The idea that Santorini may have been the location of an ancient Atlantis gained currency in the 1960’s when excavation began on the small town of Akrotiri. Akrotiri is an ancient settlement on Santorini that was destroyed by the Theran eruption and subsequently covered in thick layers of dust and ash. When excavation began, archaeologists discovered perfectly preserved fresco’s that depicted the life of ancient Santorini.
When the ash was peeled away, pictures of ancient people fishing and navigating by boat were discovered. In the backdrop there is an island overrun with vegetation and wildlife, just as Plato described in his ancient texts. Could it be that these ancient fresco’s are the sole remaining evidence of an ancient Atlantis?
Even if it is believed that Santorini is the location of Atlantis, there are still several discrepancies between this island and the one described by Plato. For instance, Plato described that Atlantis existed 9,000 years before his lifetime. Also the island was said to have been more massive than Asia minor and Libya combined. How could Santorini be the island described by Plato? And even for this, there is an answer.
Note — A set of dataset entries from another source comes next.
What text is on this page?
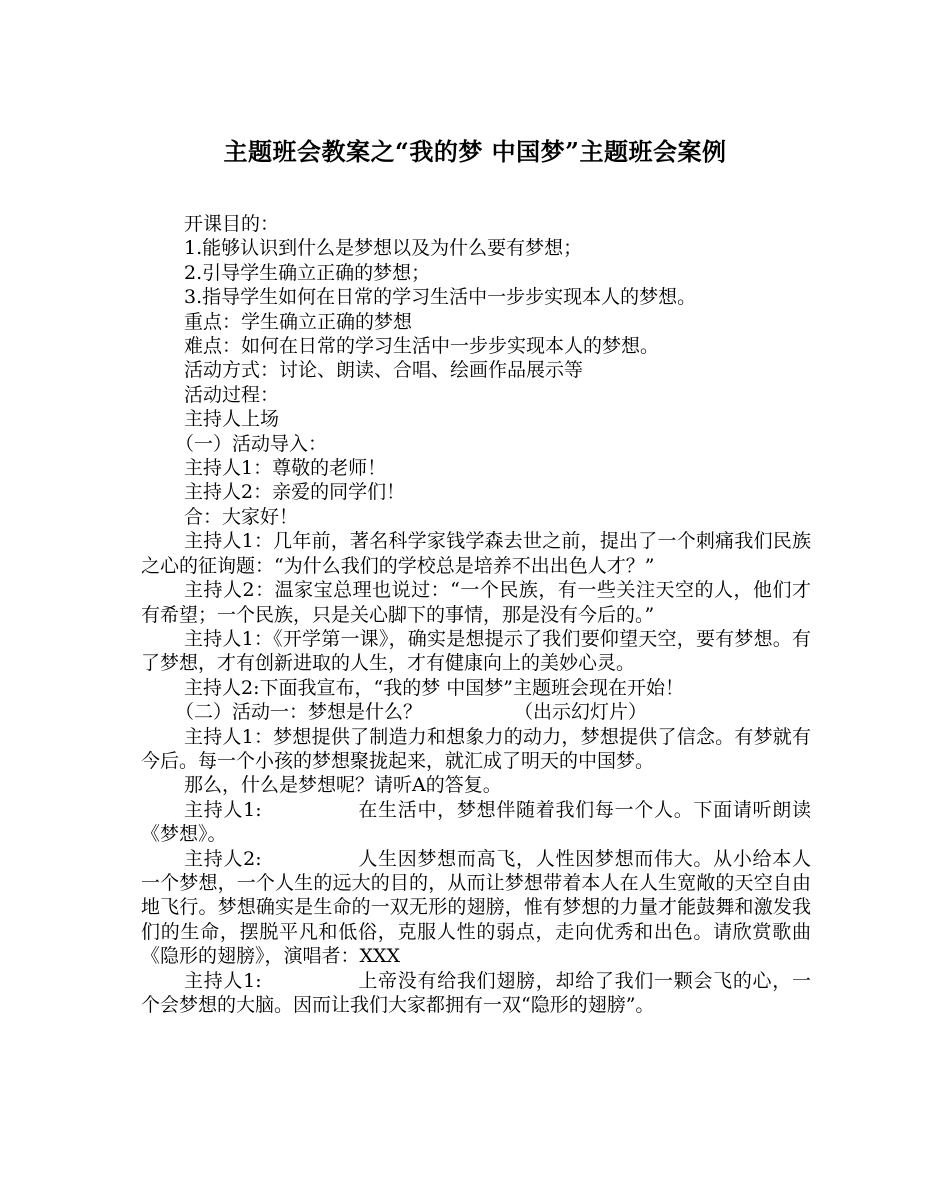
主题班会教案之“我的梦 中国梦”主题班会案例

开课目的：

1.能够认识到什么是梦想以及为什么要有梦想；

2.引导学生确立正确的梦想；

3.指导学生如何在日常的学习生活中一步步实现本人的梦想。

重点：学生确立正确的梦想

难点：如何在日常的学习生活中一步步实现本人的梦想。

活动方式：讨论、朗读、合唱、绘画作品展示等

活动过程：

主持人上场

（一）活动导入：

主持人1：尊敬的老师！

主持人2：亲爱的同学们！

合：大家好！

主持人1：几年前，著名科学家钱学森去世之前，提出了一个刺痛我们民族之心的征询题：“为什么我们的学校总是培养不出出色人才？”

主持人2：温家宝总理也说过：“一个民族，有一些关注天空的人，他们才有希望；一个民族，只是关心脚下的事情，那是没有今后的。”

主持人1：《开学第一课》，确实是想提示了我们要仰望天空，要有梦想。有了梦想，才有创新进取的人生，才有健康向上的美妙心灵。

主持人2:下面我宣布，“我的梦 中国梦”主题班会现在开始！

（二）活动一：梦想是什么？	（出示幻灯片）

主持人1：梦想提供了制造力和想象力的动力，梦想提供了信念。有梦就有今后。每一个小孩的梦想聚拢起来，就汇成了明天的中国梦。

那么，什么是梦想呢？请听A的答复。

主持人1:	在生活中，梦想伴随着我们每一个人。下面请听朗读《梦想》。

主持人2:	人生因梦想而高飞，人性因梦想而伟大。从小给本人一个梦想，一个人生的远大的目的，从而让梦想带着本人在人生宽敞的天空自由地飞行。梦想确实是生命的一双无形的翅膀，惟有梦想的力量才能鼓舞和激发我们的生命，摆脱平凡和低俗，克服人性的弱点，走向优秀和出色。请欣赏歌曲《隐形的翅膀》，演唱者：XXX

主持人1:	上帝没有给我们翅膀，却给了我们一颗会飞的心，一个会梦想的大脑。因而让我们大家都拥有一双“隐形的翅膀”。
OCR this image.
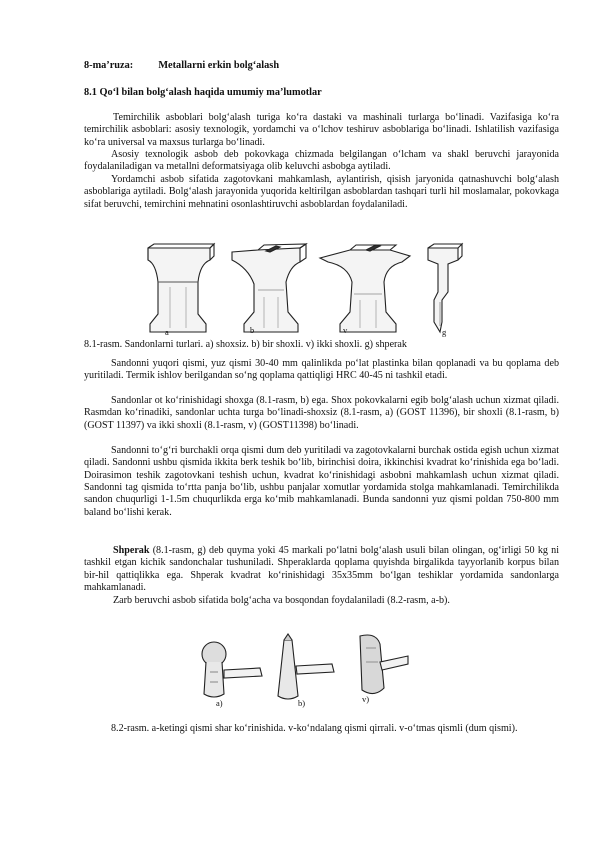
8-ma’ruza: Metallarni erkin bolg‘alash
8.1 Qo‘l bilan bolg‘alash haqida umumiy ma’lumotlar

Temirchilik asboblari bolg‘alash turiga ko‘ra dastaki va mashinali turlarga bo‘linadi. Vazifasiga ko‘ra temirchilik asboblari: asosiy texnologik, yordamchi va o‘lchov teshiruv asboblariga bo‘linadi. Ishlatilish vazifasiga ko‘ra universal va maxsus turlarga bo‘linadi.

Asosiy texnologik asbob deb pokovkaga chizmada belgilangan o‘lcham va shakl beruvchi jarayonida foydalaniladigan va metallni deformatsiyaga olib keluvchi asbobga aytiladi.

Yordamchi asbob sifatida zagotovkani mahkamlash, aylantirish, qisish jaryonida qatnashuvchi bolg‘alash asboblariga aytiladi. Bolg‘alash jarayonida yuqorida keltirilgan asboblardan tashqari turli hil moslamalar, pokovkaga sifat beruvchi, temirchini mehnatini osonlashtiruvchi asboblardan foydalaniladi.

a	b	v	g
8.1-rasm. Sandonlarni turlari. a) shoxsiz. b) bir shoxli. v) ikki shoxli. g) shperak

Sandonni yuqori qismi, yuz qismi 30-40 mm qalinlikda po‘lat plastinka bilan qoplanadi va bu qoplama deb yuritiladi. Termik ishlov berilgandan so‘ng qoplama qattiqligi HRC 40-45 ni tashkil etadi.

Sandonlar ot ko‘rinishidagi shoxga (8.1-rasm, b) ega. Shox pokovkalarni egib bolg‘alash uchun xizmat qiladi. Rasmdan ko‘rinadiki, sandonlar uchta turga bo‘linadi-shoxsiz (8.1-rasm, a) (GOST 11396), bir shoxli (8.1-rasm, b) (GOST 11397) va ikki shoxli (8.1-rasm, v) (GOST11398) bo‘linadi.

Sandonni to‘g‘ri burchakli orqa qismi dum deb yuritiladi va zagotovkalarni burchak ostida egish uchun xizmat qiladi. Sandonni ushbu qismida ikkita berk teshik bo‘lib, birinchisi doira, ikkinchisi kvadrat ko‘rinishida ega bo‘ladi. Doirasimon teshik zagotovkani teshish uchun, kvadrat ko‘rinishidagi asbobni mahkamlash uchun xizmat qiladi. Sandonni tag qismida to‘rtta panja bo‘lib, ushbu panjalar xomutlar yordamida stolga mahkamlanadi. Temirchilikda sandon chuqurligi 1-1.5m chuqurlikda erga ko‘mib mahkamlanadi. Bunda sandonni yuz qismi poldan 750-800 mm baland bo‘lishi kerak.

Shperak (8.1-rasm, g) deb quyma yoki 45 markali po‘latni bolg‘alash usuli bilan olingan, og‘irligi 50 kg ni tashkil etgan kichik sandonchalar tushuniladi. Shperaklarda qoplama quyishda birgalikda tayyorlanib korpus bilan bir-hil qattiqlikka ega. Shperak kvadrat ko‘rinishidagi 35x35mm bo‘lgan teshiklar yordamida sandonlarga mahkamlanadi.

Zarb beruvchi asbob sifatida bolg‘acha va bosqondan foydalaniladi (8.2-rasm, a-b).

a)	b)	v)

8.2-rasm. a-ketingi qismi shar ko‘rinishida. v-ko‘ndalang qismi qirrali. v-o‘tmas qismli (dum qismi).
According to Plato, the story of Atlantis was handed down to the Greeks by the ancient Egyptians. It is hypothesized that a translation error would have lead the Greeks to believe that the Egyptian word for “hundred” actually meant “thousand”. If this is true ,then the destruction of Atlantis would have been only 900 years before Plato. Also, the size of Atlantis would have been shrunk considerably. If a translation error had occurred, the size of Atlantis would have been roughly the size of the crater on the modern island of Santorini.
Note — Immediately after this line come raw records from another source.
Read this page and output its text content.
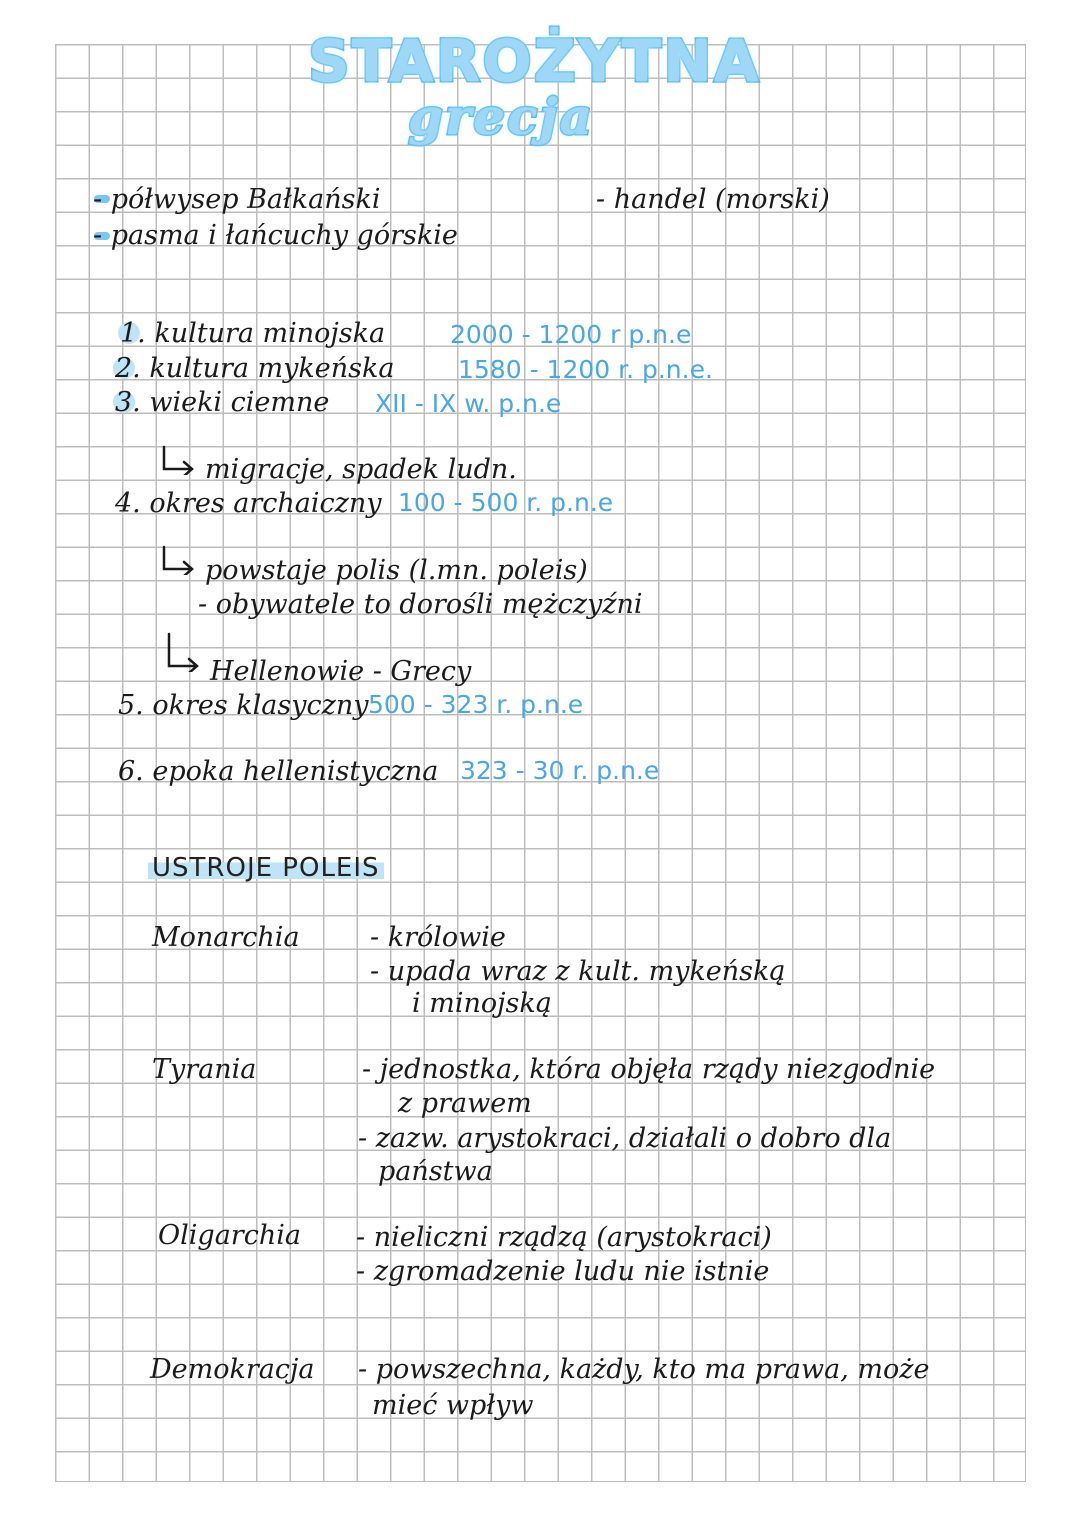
STAROŻYTNA
grecja
- półwysep Bałkański
- pasma i łańcuchy górskie
- handel (morski)
1. kultura minojska	2000 - 1200 r p.n.e
2. kultura mykeńska	1580 - 1200 r. p.n.e.
3. wieki ciemne XII - IX w. p.n.e
migracje, spadek ludn.
4. okres archaiczny 100 - 500 r. p.n.e
powstaje polis (l.mn. poleis)
- obywatele to dorośli mężczyźni
Hellenowie - Grecy
5. okres klasyczny 500 - 323 r. p.n.e
6. epoka hellenistyczna 323 - 30 r. p.n.e
USTROJE POLEIS
Monarchia	- królowie
- upada wraz z kult. mykeńską
i minojską
Tyrania	- jednostka, która objęła rządy niezgodnie
z prawem
- zazw. arystokraci, działali o dobro dla
państwa
Oligarchia - nieliczni rządzą (arystokraci)
- zgromadzenie ludu nie istnie
Demokracja - powszechna, każdy, kto ma prawa, może
mieć wpływ
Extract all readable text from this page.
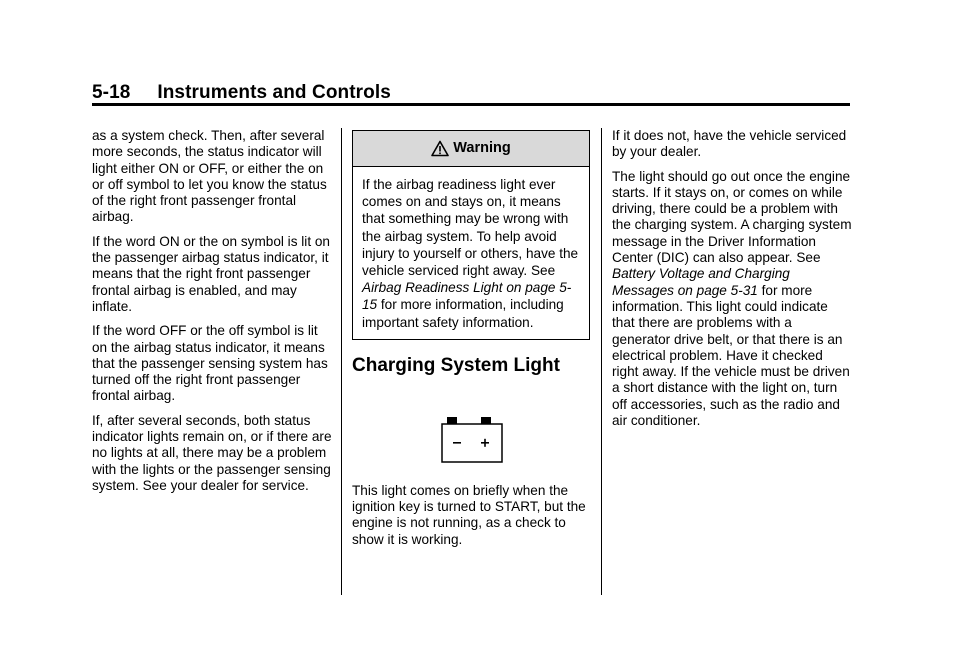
5-18     Instruments and Controls

as a system check. Then, after several more seconds, the status indicator will light either ON or OFF, or either the on or off symbol to let you know the status of the right front passenger frontal airbag.

If the word ON or the on symbol is lit on the passenger airbag status indicator, it means that the right front passenger frontal airbag is enabled, and may inflate.

If the word OFF or the off symbol is lit on the airbag status indicator, it means that the passenger sensing system has turned off the right front passenger frontal airbag.

If, after several seconds, both status indicator lights remain on, or if there are no lights at all, there may be a problem with the lights or the passenger sensing system. See your dealer for service.

Warning
If the airbag readiness light ever comes on and stays on, it means that something may be wrong with the airbag system. To help avoid injury to yourself or others, have the vehicle serviced right away. See Airbag Readiness Light on page 5-15 for more information, including important safety information.
Charging System Light

This light comes on briefly when the ignition key is turned to START, but the engine is not running, as a check to show it is working.

If it does not, have the vehicle serviced by your dealer.

The light should go out once the engine starts. If it stays on, or comes on while driving, there could be a problem with the charging system. A charging system message in the Driver Information Center (DIC) can also appear. See Battery Voltage and Charging Messages on page 5-31 for more information. This light could indicate that there are problems with a generator drive belt, or that there is an electrical problem. Have it checked right away. If the vehicle must be driven a short distance with the light on, turn off accessories, such as the radio and air conditioner.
Whether Atlantis was a real civilization, or if it was merely myth, is a matter of debate. There were several of Plato’s disciples who defended him fiercely and claimed that Atlantis was, in fact, real. A neo-platonist Proclus wrote a response to Timaeus, where he states:
“As for the whole of this account of the Atlanteans, some say that it is unadorned history, such as Crantor, the first commentator on Plato. Crantor also says that Plato’s contemporaries used to criticize him jokingly for not being the inventor of his Republic but copying the institutions of the Egyptians. Plato took these critics seriously enough to assign to the Egyptians this story about the Athenians and Atlanteans, so as to make them say that the Athenians really once lived according to that system.” -Proclus (disciple of Plato).
Still, it is more popular to believe that Atlantis is fictional and may have been inspired by the events on Santorini. Plato told his philosophy through story. he discussed his ideas through the lens of myth and legend. And while the idea of an Atlantis is tantalizing, it is much easier to believe that Plato invented it as a means to discuss ethics of an ideal civilization.
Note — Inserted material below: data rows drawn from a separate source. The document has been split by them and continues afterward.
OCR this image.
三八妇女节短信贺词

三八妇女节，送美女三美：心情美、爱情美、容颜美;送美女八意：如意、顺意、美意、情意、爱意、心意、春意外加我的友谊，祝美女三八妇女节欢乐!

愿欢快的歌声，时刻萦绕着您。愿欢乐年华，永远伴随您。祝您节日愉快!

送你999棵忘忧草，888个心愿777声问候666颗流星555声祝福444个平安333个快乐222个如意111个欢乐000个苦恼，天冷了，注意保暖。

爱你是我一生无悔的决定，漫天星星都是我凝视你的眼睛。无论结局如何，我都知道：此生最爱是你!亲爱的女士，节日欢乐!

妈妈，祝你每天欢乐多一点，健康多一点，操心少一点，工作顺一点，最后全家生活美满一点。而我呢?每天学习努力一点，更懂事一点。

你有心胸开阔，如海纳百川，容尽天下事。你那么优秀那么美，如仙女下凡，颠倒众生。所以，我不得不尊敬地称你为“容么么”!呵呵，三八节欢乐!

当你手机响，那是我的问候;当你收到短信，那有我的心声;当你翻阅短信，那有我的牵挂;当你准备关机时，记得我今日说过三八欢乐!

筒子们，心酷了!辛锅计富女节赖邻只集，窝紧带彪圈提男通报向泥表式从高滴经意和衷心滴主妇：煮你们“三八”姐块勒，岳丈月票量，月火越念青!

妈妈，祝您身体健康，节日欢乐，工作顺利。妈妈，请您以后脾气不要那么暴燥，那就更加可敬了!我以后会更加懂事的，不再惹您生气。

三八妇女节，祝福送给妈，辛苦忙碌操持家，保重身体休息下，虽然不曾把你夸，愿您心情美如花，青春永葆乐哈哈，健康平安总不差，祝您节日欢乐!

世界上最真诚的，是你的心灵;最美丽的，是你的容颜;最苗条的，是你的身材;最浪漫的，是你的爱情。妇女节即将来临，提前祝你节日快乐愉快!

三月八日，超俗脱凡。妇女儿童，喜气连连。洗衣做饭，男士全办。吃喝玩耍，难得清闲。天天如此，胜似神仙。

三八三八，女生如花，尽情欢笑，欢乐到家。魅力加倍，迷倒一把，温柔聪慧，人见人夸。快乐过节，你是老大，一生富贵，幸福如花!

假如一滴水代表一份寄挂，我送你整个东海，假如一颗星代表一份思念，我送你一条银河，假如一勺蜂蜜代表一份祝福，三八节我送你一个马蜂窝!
We will never know definitively, even the ending of Plato’s own writings remain a mystery. In Critias, Plato describes the eventual moral downfall of Atlantis. They were once a proud civilization however “…human nature got the upper hand”. Zeus would notice the decline of Atlantis and make plans to punish them. Plato writes:
“Zeus, the god of gods, who rules according to law, and is able to see into such things, perceiving that an honourable race was in a woeful plight, and wanting to inflict punishment on them, that they might be chastened and improve, collected all the gods into their most holy habitation, which, being placed in the centre of the world, beholds all created things. And when he had called them together, he spake as follows…” -Plato, from Critias
What Zeus said to the other gods, we will never know. The remaining text has been lost. Perhaps he devised a plan to sink Atlantis beneath the waves, punishment for their sins. We will never know what Plato’s final words were about the city of Atlantis. Much like the fabled civilization itself, the truth has been lost to the ages.